Project description


Technologies that can robustly and accurately analyse human facial, vocal and verbal behaviour and interactions in the wild, as observed by omnipresent webcams in digital devices, would have profound impact on both basic sciences and the industrial sector. They could open up tremendous potential to measure behaviour indicators that heretofore resisted measurement because they were too subtle or fleeting to be measured by the human eye and ear, would effectively lead to development of the next generation of efficient, seamless and user-centric human-computer interaction (affective multimodal interfaces, interactive multi-party games, and online services), would have profound impact on business (automatic market research analysis would become possible, recruitment would become green as travels would be reduced drastically), would enable next generation healthcare technologies (remote monitoring of conditions like pain, anxiety and depression), to mention but a few examples.

How SEWA works?

The overall aim of the SEWA project is to enable such technology, i.e., to capitalise on existing state-of- the-art methodologies, models and algorithms for machine analysis of facial, vocal and verbal behaviour, and then adjust and combine them to realise naturalistic human-centric human-computer interaction (HCI) and computer-mediated face-to-face interaction (FF-HCI) for data recorded by a device as cheap as a web-cam and in almost arbitrary recording conditions including semi-dark, dark and noisy rooms with dynamic change of room impulse response and distance to sensors. This extends and contrasts considerably the current state of the art in existing technological solutions to machine analysis of the facial, vocal and verbal behaviour that are used in (commercially and otherwise) available human-centric HCI and FF-HCI applications.

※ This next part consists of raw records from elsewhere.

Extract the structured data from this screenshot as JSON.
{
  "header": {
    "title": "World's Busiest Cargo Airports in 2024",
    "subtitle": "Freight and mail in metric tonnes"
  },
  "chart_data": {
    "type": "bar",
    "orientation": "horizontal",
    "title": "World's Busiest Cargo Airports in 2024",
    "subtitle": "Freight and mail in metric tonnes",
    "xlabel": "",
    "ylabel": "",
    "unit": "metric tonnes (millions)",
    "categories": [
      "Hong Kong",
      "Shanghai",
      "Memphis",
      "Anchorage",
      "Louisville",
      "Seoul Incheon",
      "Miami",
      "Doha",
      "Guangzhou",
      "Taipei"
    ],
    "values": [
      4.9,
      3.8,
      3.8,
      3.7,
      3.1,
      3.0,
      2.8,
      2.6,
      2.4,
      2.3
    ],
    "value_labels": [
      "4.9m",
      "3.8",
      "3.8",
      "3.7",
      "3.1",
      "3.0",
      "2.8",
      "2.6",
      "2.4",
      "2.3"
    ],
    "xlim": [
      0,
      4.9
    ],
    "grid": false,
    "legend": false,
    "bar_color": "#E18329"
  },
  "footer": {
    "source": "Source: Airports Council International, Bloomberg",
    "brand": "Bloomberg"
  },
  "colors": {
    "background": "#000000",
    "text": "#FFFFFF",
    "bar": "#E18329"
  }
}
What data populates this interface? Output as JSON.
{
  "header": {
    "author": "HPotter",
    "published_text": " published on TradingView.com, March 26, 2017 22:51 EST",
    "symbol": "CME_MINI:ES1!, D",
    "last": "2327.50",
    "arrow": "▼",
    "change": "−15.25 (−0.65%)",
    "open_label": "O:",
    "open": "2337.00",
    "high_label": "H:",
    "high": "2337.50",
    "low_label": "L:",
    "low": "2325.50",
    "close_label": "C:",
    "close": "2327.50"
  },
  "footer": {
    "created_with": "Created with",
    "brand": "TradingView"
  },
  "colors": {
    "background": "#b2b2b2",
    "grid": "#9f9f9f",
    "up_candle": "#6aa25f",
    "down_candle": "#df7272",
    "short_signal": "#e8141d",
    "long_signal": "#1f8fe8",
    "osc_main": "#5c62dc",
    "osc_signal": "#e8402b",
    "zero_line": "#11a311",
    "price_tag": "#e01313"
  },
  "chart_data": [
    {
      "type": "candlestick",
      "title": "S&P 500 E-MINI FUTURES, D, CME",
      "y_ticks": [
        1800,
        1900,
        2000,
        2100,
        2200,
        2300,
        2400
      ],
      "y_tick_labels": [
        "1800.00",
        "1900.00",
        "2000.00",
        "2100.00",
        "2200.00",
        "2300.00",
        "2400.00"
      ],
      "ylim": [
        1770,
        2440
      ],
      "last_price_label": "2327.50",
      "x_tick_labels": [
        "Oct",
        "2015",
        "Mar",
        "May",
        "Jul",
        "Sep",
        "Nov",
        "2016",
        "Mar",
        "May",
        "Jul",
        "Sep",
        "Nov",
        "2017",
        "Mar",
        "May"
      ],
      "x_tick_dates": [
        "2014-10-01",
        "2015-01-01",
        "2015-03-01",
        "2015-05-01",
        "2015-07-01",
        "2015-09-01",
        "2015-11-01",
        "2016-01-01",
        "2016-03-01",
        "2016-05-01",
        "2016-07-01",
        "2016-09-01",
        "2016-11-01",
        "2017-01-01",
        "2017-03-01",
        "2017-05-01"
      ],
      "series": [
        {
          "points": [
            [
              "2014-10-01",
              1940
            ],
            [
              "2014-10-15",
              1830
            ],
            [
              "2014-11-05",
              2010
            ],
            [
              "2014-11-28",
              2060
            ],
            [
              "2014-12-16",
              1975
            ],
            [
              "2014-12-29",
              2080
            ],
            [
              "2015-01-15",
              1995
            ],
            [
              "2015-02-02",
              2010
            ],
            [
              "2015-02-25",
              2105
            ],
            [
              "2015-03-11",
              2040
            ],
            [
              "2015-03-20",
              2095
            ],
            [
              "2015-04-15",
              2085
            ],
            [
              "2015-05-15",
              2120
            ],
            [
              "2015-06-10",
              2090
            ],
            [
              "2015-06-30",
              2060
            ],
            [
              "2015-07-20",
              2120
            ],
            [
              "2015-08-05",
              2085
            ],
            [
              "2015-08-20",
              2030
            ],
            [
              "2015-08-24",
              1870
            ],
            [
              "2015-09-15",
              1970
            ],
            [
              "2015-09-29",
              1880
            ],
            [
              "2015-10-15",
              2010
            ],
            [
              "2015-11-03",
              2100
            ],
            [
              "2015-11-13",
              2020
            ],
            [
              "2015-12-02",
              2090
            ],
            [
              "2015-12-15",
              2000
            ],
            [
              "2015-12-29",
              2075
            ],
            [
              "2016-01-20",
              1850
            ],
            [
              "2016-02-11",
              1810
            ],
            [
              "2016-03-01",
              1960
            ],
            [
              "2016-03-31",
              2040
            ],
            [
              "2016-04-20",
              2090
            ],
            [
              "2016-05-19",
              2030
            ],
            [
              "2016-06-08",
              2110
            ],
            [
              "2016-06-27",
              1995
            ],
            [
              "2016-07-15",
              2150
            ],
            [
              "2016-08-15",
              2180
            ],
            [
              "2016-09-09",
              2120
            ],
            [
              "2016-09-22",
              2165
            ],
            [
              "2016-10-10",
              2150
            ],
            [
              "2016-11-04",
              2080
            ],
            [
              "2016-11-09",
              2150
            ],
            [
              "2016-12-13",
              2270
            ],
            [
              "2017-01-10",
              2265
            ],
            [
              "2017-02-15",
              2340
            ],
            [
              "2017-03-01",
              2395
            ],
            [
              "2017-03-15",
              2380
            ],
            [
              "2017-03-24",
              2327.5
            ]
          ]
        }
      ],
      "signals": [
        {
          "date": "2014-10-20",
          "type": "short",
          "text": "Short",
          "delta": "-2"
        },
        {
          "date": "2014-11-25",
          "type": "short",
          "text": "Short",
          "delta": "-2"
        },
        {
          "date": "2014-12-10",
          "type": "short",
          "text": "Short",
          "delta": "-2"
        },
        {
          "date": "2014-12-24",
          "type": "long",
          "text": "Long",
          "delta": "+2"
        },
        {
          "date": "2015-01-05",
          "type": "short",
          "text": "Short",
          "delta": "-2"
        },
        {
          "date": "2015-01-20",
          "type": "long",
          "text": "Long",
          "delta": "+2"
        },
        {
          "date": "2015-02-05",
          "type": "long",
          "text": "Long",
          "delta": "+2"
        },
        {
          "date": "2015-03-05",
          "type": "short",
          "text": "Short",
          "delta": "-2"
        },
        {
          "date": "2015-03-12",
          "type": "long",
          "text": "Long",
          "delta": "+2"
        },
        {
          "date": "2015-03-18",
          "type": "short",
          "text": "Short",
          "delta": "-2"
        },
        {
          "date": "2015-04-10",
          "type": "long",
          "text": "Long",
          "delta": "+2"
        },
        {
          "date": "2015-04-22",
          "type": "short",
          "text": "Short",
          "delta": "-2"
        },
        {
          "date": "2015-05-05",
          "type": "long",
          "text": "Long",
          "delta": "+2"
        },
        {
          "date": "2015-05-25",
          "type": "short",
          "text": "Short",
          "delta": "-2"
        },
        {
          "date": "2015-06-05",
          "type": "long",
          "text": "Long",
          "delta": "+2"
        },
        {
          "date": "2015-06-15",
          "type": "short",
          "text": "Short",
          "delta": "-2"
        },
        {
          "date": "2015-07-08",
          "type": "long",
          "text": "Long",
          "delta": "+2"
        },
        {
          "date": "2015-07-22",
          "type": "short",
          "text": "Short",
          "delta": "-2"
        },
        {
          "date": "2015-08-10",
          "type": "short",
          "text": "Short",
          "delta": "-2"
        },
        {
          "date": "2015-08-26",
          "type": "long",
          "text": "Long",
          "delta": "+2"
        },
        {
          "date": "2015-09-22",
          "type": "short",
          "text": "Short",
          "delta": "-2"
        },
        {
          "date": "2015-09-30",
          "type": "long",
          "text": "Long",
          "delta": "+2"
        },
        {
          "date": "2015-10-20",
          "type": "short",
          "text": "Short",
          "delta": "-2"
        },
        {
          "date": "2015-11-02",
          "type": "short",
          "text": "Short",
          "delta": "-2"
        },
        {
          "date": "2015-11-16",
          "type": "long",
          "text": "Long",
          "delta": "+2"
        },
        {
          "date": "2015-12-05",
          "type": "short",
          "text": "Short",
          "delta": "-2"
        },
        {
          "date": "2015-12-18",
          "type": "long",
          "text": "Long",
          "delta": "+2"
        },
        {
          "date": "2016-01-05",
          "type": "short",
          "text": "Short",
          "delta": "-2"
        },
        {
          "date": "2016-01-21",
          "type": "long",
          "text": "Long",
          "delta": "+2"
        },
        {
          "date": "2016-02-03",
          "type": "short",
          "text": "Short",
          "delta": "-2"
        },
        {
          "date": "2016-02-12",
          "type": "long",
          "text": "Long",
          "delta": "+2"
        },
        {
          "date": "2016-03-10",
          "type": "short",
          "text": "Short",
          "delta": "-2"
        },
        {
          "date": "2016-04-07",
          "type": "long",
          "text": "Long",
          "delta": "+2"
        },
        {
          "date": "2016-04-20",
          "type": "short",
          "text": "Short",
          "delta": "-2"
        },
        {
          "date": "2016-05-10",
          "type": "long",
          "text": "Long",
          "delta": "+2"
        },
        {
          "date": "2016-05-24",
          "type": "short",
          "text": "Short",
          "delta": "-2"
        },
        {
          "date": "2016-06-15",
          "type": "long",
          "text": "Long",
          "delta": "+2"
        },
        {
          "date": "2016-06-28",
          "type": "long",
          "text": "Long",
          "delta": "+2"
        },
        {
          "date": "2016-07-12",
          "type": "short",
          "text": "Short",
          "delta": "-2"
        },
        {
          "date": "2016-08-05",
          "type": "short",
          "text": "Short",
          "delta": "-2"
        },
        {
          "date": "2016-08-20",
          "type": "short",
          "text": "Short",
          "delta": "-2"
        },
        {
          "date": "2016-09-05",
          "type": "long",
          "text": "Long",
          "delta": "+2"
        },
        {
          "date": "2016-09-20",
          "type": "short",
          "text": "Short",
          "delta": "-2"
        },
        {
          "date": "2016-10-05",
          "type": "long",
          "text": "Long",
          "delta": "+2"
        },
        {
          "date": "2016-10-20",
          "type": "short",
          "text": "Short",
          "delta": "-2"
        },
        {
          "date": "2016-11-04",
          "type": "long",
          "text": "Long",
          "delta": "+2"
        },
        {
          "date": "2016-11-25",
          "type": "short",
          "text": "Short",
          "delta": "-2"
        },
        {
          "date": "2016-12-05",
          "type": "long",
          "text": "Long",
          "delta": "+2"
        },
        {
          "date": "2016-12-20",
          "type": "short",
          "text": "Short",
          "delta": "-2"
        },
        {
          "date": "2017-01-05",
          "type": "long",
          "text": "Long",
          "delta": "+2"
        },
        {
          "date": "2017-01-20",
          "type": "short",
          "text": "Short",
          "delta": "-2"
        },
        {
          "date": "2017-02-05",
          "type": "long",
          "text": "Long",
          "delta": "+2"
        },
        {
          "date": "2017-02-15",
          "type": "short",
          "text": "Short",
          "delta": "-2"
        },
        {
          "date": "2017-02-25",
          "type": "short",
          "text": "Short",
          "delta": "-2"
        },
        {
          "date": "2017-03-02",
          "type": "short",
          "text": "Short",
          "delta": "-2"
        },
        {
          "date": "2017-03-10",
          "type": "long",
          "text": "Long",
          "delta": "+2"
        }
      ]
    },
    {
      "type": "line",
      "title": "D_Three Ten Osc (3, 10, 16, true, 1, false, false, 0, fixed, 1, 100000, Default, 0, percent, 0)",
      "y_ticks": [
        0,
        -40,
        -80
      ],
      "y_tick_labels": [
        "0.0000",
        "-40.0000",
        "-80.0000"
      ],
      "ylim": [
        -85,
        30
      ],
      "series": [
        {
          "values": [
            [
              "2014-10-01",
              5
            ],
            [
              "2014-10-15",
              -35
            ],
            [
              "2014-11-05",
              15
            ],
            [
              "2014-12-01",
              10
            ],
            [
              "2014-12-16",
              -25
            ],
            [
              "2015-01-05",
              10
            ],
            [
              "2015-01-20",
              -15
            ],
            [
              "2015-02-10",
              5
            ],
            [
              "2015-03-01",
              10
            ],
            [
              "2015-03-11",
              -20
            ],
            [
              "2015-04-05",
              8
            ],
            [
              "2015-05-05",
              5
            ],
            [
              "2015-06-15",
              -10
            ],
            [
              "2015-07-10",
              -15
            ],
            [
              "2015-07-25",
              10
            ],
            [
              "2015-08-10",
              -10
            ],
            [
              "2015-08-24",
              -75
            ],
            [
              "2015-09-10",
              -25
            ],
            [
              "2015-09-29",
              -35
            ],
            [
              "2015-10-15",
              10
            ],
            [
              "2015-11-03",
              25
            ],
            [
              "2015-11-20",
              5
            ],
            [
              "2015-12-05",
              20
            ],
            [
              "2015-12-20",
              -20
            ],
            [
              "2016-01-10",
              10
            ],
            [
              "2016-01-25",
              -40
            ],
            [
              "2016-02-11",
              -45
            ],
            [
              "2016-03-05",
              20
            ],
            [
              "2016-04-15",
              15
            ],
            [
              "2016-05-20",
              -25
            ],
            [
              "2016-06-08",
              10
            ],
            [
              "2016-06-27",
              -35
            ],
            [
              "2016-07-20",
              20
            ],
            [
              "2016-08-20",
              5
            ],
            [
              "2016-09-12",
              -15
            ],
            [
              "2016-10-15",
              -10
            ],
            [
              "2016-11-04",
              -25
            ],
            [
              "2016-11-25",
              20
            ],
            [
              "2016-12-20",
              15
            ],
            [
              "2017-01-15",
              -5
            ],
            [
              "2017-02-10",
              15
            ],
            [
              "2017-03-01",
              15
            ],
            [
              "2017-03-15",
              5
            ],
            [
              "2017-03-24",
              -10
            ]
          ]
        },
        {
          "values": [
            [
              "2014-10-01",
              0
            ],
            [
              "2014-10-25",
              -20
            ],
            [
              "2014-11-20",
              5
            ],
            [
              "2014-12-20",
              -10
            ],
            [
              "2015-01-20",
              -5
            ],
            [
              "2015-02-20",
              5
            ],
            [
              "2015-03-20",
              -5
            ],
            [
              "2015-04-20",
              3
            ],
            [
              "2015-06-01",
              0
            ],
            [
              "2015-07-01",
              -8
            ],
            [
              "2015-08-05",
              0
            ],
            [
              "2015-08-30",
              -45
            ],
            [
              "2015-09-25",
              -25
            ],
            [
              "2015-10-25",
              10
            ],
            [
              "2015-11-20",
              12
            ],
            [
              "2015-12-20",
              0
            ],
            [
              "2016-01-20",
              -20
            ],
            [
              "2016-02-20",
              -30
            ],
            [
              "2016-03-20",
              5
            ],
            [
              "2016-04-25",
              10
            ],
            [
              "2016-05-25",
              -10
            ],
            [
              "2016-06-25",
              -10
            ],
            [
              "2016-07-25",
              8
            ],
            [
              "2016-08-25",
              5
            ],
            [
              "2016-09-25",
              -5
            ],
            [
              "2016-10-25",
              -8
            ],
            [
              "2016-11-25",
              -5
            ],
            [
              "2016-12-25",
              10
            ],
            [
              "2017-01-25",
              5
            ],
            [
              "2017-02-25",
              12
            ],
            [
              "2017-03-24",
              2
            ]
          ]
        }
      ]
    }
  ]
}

To wit, shortcomings of existing technologies for automatic analysis of human behaviour are numerous.

  • Current studies have been largely conducted in laboratory conditions so far with controlled noise level, reverberation, often limited verbal content, illumination, calibrated cameras, and subjects who are instructed not to eat or talk on the phone while being recorded. Such conditions are very difficult to reproduce in real-world applications and tools trained on such data usually do not generalise well to behavioural recordings made in the wild (in unconstrained settings typical for HCI and FF-HCI scenarios).
  • Interpretation of facial and vocal behaviour depends crucially on the dynamics of the behaviour (timing, velocity, frequency, temporal inter-dependencies between gestures), which is currently not taken into account.
  • Observed behaviours may be influenced by those of an interlocutor and thus require analysis of both interactants, especially to measure such critically important patterns as mimicry, rapport, and sentiment, in general, but this is not currently taken into account. Existing approaches typically perform analysis of a single individual and FF-HCI is not addressed as a problem of simultaneous analysis of both interacting parties.

The main aim of the SEWA project is to address these shortcomings of the current HCI and FF-HCI technology and develop novel, robust technology for machine analysis of facial, vocal and verbal behaviour in the wild as shown by a single person or by two (or more) interactants.

Where is SEWA applied?

As a proof of concept, and with the focus on novel HCI and FF-HCI applications, SEWA technology will be applied to:

  • machine inference of sentiment/ liking ratings in response to multimedia content (movie trailers, product adverts, etc.) watched by people in the wild, based on which a multimedia recommender system will be built, offering to the user multimedia content being similar to that she liked previously;
  • automatic estimation of sentiment, rapport and empathy shown by two people involved in unscripted computer-mediated dyadic interaction (using an online video chat service like opentok), based on which Chat Roulette Social Game will be developed that tries to find out people with whom one would like to chat (the underlying phenomena are the formation and dynamics of clusters of people that like to chat with each other, e.g., have the same opinions about debating issues; based on which formation and dynamics of social media/networks and opinion polls can be studied, and serious games providing depth of learning and participation can be built).